A related problem is population decline, or what in German is termed Schrumpfnation Deutschland - “shrinking Germany”. With more than 81 million people, Germany is the largest of the European Union’s 28 member states. According to EU demographers, however, the German population will drop by 2060 to about 71 million. There will be more people both in the UK – assuming Scotland does not secede – and in France.
The causes of the decline include a very low birth rate and modest levels of net immigration. At 1.36 births per woman, Germany has one of the lowest rates in Europe. More important is that, for the past 30 years, fertility rates have been below the level of 2.1 children per woman needed to maintain a population’s size. For many years to come, there will be fewer potential German mothers. The government is taking steps to encourage parenthood, such as a recent law that guarantees a place at a day care facility for every child over 12 months old. But state-sponsored pronatalism is a delicate matter in a country with unpleasant memories of Nazi schemes to promote motherhood.
That leaves immigration. It emerged from the UK government archives this month that Helmut Kohl, the former German chancellor, had told Margaret Thatcher, the late premier, in 1982 that he planned to halve Germany’s then 1.5 million strong population of Turkish immigrants within four years because they did not integrate well. The plan never materialised, and German political debate, citizenship laws and social attitudes have all moved on a long way since those days. Net immigration went up to 369,000 last year. But Germany’s immigration system remains too restrictive: non-EU residents tend to be kept out unless they are skilled applicants for well-paid jobs. It is a woefully inadequate way of tackling Germany’s chronic shortages of engineers, information technology specialists, pharmacists, social workers and other professionals.
Germany’s demographic pressures make it essential for Angela Merkel, or whoever is chancellor after next month’s parliamentary elections, to introduce reforms across a broad front. Although domestic demand has gone up in recent years, thanks largely to low unemployment, the economy is famously reliant on exports of manufactured goods to generate growth. Exporting success needs to be complemented by more open product markets and a more competitive services sector, parts of which – such as the retail industry – are conspicuously inefficient by the standards of advanced economies.

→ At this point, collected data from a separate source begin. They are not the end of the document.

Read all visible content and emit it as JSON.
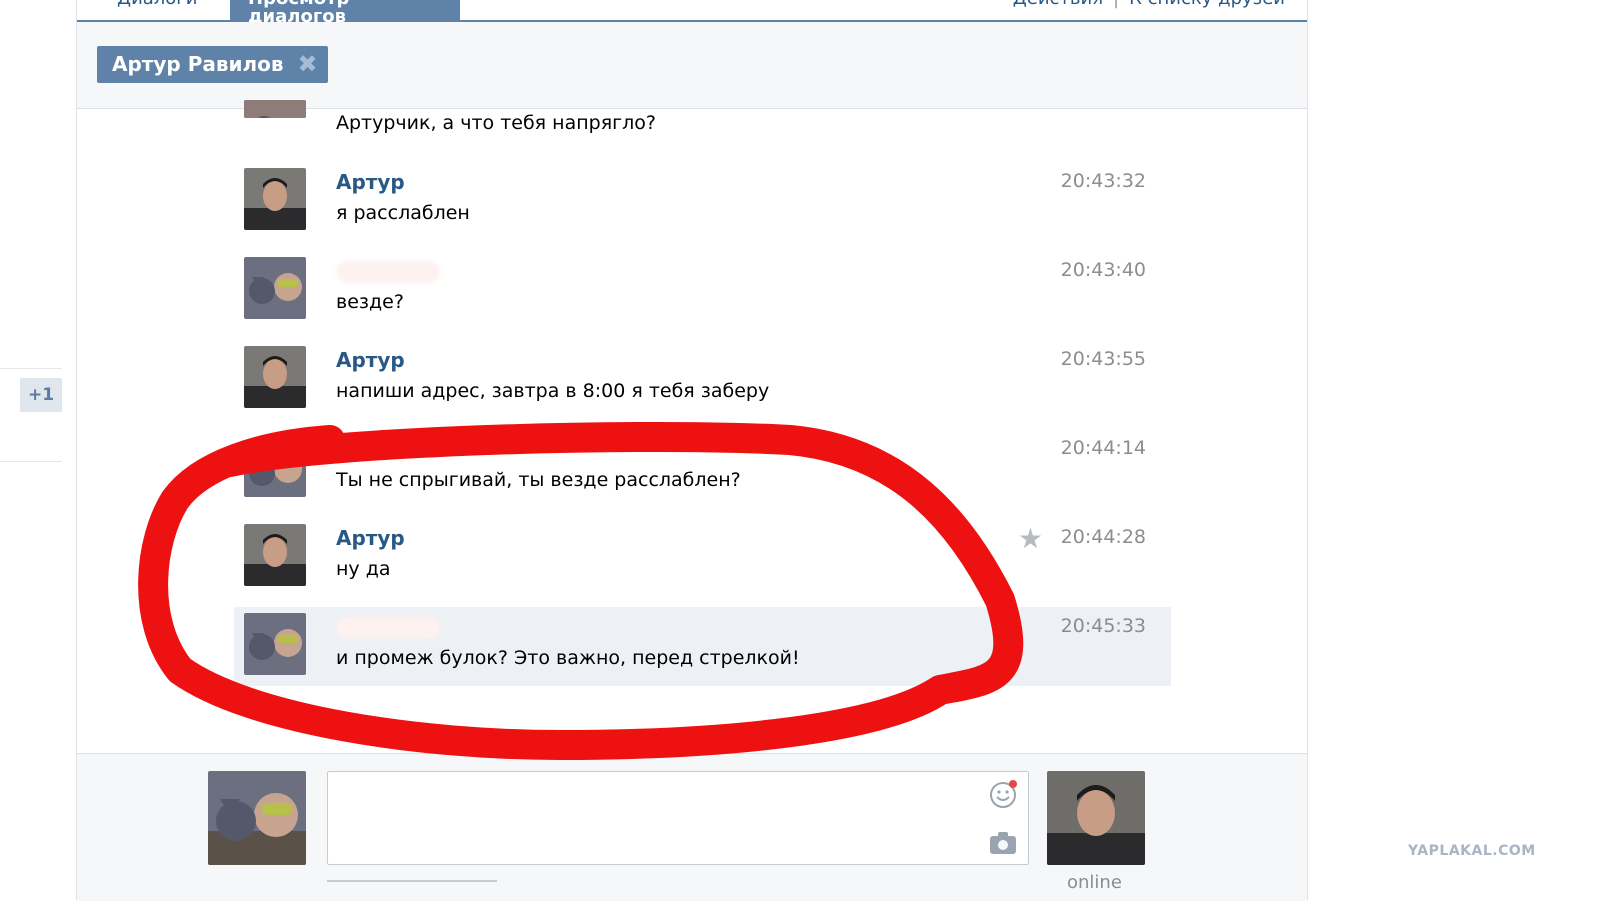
{
  "tabs": {
    "dialogs": "Диалоги",
    "view": "Просмотр диалогов"
  },
  "actions": {
    "actions_label": "Действия",
    "separator": "|",
    "friends_link": "К списку друзей"
  },
  "filter": {
    "chip_label": "Артур Равилов",
    "chip_close": "✖"
  },
  "sidebar": {
    "counter": "+1"
  },
  "messages": [
    {
      "author": "",
      "text": "Артурчик, а что тебя напрягло?",
      "time": ""
    },
    {
      "author": "Артур",
      "text": "я расслаблен",
      "time": "20:43:32"
    },
    {
      "author": "",
      "text": "везде?",
      "time": "20:43:40"
    },
    {
      "author": "Артур",
      "text": "напиши адрес, завтра в 8:00 я тебя заберу",
      "time": "20:43:55"
    },
    {
      "author": "",
      "text": "Ты не спрыгивай, ты везде расслаблен?",
      "time": "20:44:14"
    },
    {
      "author": "Артур",
      "text": "ну да",
      "time": "20:44:28"
    },
    {
      "author": "",
      "text": "и промеж булок? Это важно, перед стрелкой!",
      "time": "20:45:33"
    }
  ],
  "composer": {
    "status": "online",
    "placeholder": ""
  },
  "icons": {
    "check": "check-icon",
    "star": "star-icon",
    "smile": "smile-icon",
    "camera": "camera-icon",
    "close": "close-icon"
  },
  "colors": {
    "accent": "#5e82a8",
    "link": "#2a5885",
    "highlight": "#edf0f5",
    "annotation_red": "#ee1111",
    "time_gray": "#8a8d91"
  },
  "watermark": "YAPLAKAL.COM"
}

Three other areas crying out for improvement are infrastructure, education and research and development. Germany spends less than any large EU country on upgrading roads, railways and waterways. Ageing infrastructure, like that of the rust belt of north-western Germany, drags down economic performance. As a percentage of economic output, Germany spends less on education and R&D than Austria, Belgium, Finland, France and the Netherlands.
Growth-enhancing reforms are essential because German economic success is the ultimate guarantee that the eurozone will survive and flourish. Germany is Europe’s most powerful economy. But it is not powerful enough.